To do this she settled on three archetypal African Americans out of the many she interviewed. Then she distributed their stories in small snippets while filling the spaces in-between with the historical contexts they were living through.  Readers will meet a flamboyant MD,  Robert Joseph Pershing Foster, who drives alone in his Buick all the way to California from Louisiana to start a new life. They will  meet George Swanson Starling, a bright young fruit picker just starting his education, who has to flee Jim Crow retribution for his activism and finds himself working for the rest of his life on a rail line that plies the coast from his native Florida to the Big Apple.  And finally you will meet the lynchpin character, Ida Mae  Brandon Gladney, a sharecropper’s  long suffering wife,  who travels with her husband and their two children (with another on the way)  north on the Illinois Central to exchange  their no win cycle of poverty and violence for a  new life in the teeming tenements of  Chicago’s south side. 
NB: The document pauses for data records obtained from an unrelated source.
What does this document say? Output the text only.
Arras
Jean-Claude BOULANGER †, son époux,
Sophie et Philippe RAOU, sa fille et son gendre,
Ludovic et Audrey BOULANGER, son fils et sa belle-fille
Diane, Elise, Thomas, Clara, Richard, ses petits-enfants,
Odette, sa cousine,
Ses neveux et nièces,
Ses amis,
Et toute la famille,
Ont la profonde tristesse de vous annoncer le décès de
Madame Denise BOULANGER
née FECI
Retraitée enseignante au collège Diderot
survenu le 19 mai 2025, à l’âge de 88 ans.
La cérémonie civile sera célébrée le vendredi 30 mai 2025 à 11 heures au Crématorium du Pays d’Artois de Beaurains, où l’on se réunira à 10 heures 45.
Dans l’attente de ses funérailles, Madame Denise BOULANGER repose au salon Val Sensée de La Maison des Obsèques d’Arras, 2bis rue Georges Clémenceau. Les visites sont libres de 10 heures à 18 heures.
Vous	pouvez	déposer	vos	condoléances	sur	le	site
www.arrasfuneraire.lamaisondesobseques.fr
Though each of these three suffered from the political, social, and economic  reality of the racist Jim Crow South,  each of them also faces the more subtle but equal racism in their new homes.  
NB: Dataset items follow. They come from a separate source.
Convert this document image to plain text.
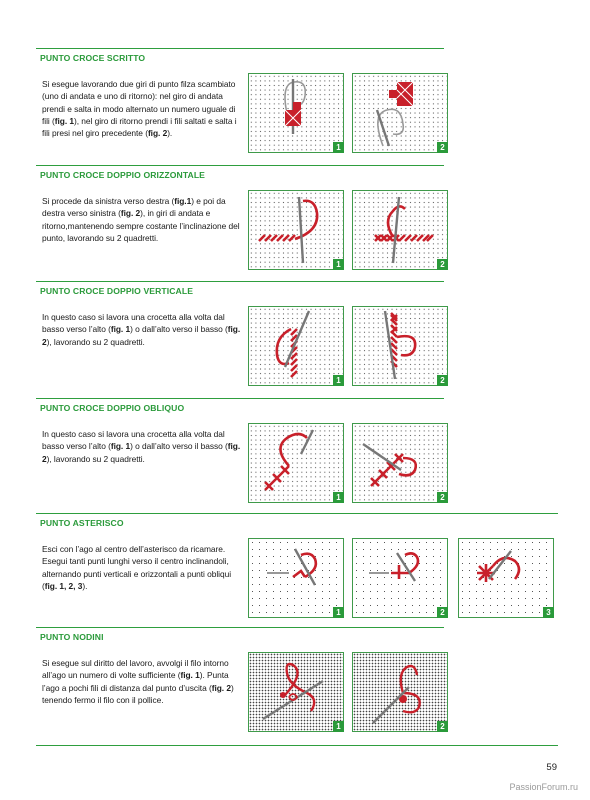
PUNTO CROCE SCRITTO
Si esegue lavorando due giri di punto filza scambiato (uno di andata e uno di ritorno): nel giro di andata prendi e salta in modo alternato un numero uguale di fili (fig. 1), nel giro di ritorno prendi i fili saltati e salta i fili presi nel giro precedente (fig. 2).
1	2
PUNTO CROCE DOPPIO ORIZZONTALE
Si procede da sinistra verso destra (fig.1) e poi da destra verso sinistra (fig. 2), in giri di andata e ritorno,mantenendo sempre costante l’inclinazione del punto, lavorando su 2 quadretti.
1	2
PUNTO CROCE DOPPIO VERTICALE
In questo caso si lavora una crocetta alla volta dal basso verso l’alto (fig. 1) o dall’alto verso il basso (fig. 2), lavorando su 2 quadretti.
1	2
PUNTO CROCE DOPPIO OBLIQUO
In questo caso si lavora una crocetta alla volta dal basso verso l’alto (fig. 1) o dall’alto verso il basso (fig. 2), lavorando su 2 quadretti.
1	2
PUNTO ASTERISCO
Esci con l’ago al centro dell’asterisco da ricamare. Esegui tanti punti lunghi verso il centro inclinandoli, alternando punti verticali e orizzontali a punti obliqui (fig. 1, 2, 3).
1	2	3
PUNTO NODINI
Si esegue sul diritto del lavoro, avvolgi il filo intorno all’ago un numero di volte sufficiente (fig. 1). Punta l’ago a pochi fili di distanza dal punto d’uscita (fig. 2) tenendo fermo il filo con il pollice.
1	2
59
PassionForum.ru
Ida Mae called up the most emotion in me as her struggles center in the very Midwest that I grew up in. Dr. Foster’s journey hooked me because he was  flamboyant and theatrical.  There was a familiarity there as well because on  his drive to California  he went through Lordsburg, NM, a town my wife and I have driven through on Interstate 10 every year for the past five years on our way to winter in Tucson.  Foster’s experience in Lordsburg  was heart wrenching as he searched futilely for a hotel or motel that would rent him a room, while our experience many years later has always been pleasurable as we passed through. George Starling was for me the most tragic because he was intelligent but ended up  traveling back and forth between his new home and the place he left without ever managing to gain what he had started out wanting the most—a formal education.  

All three of these brave folks, who dispersed to every part of our land, blend together to tell the indelible truth that white America has not made enough progress yet to rid itself of its systemic faults.  The courage of these migrants to leave their birth homes, to survive in an entirely new environment,  and yes to succeed there amidst a system that was designed to block their every attempt to rise,  is ultimately a sign of hope for me.  There must somehow be a way to find some light at the end of our tunnel of shame. .

 Was the “Great Migration” worth it?   Did the millions just trade one enslaved condition for another equally as bad?   Wilkerson agrees that initially academic studies said that the migrations solved nothing and just transported the problems of the South to the North.  But she then goes on to argue that those conclusions were in error.  A modern re-study of the data shows her that the migrants were not just bringing the same unrest to their new homes.  She claims that on balance the migrants were more educated than their northern competitors, that their families were more socially stable,  and that they were  more likely to earn better salaries because they were willing to work harder and longer even in less desirable jobs.   In other words the migration moved the most able , the most dedicated, and the most resilient  to the new lands  where they didn’t necessarily prosper, but where they were at least able to recapture some dignity and wisdom that could be passed on to the next generations.    

There is  much more in this beautifully written and moving study,  but I will leave it to you to find those for yourself.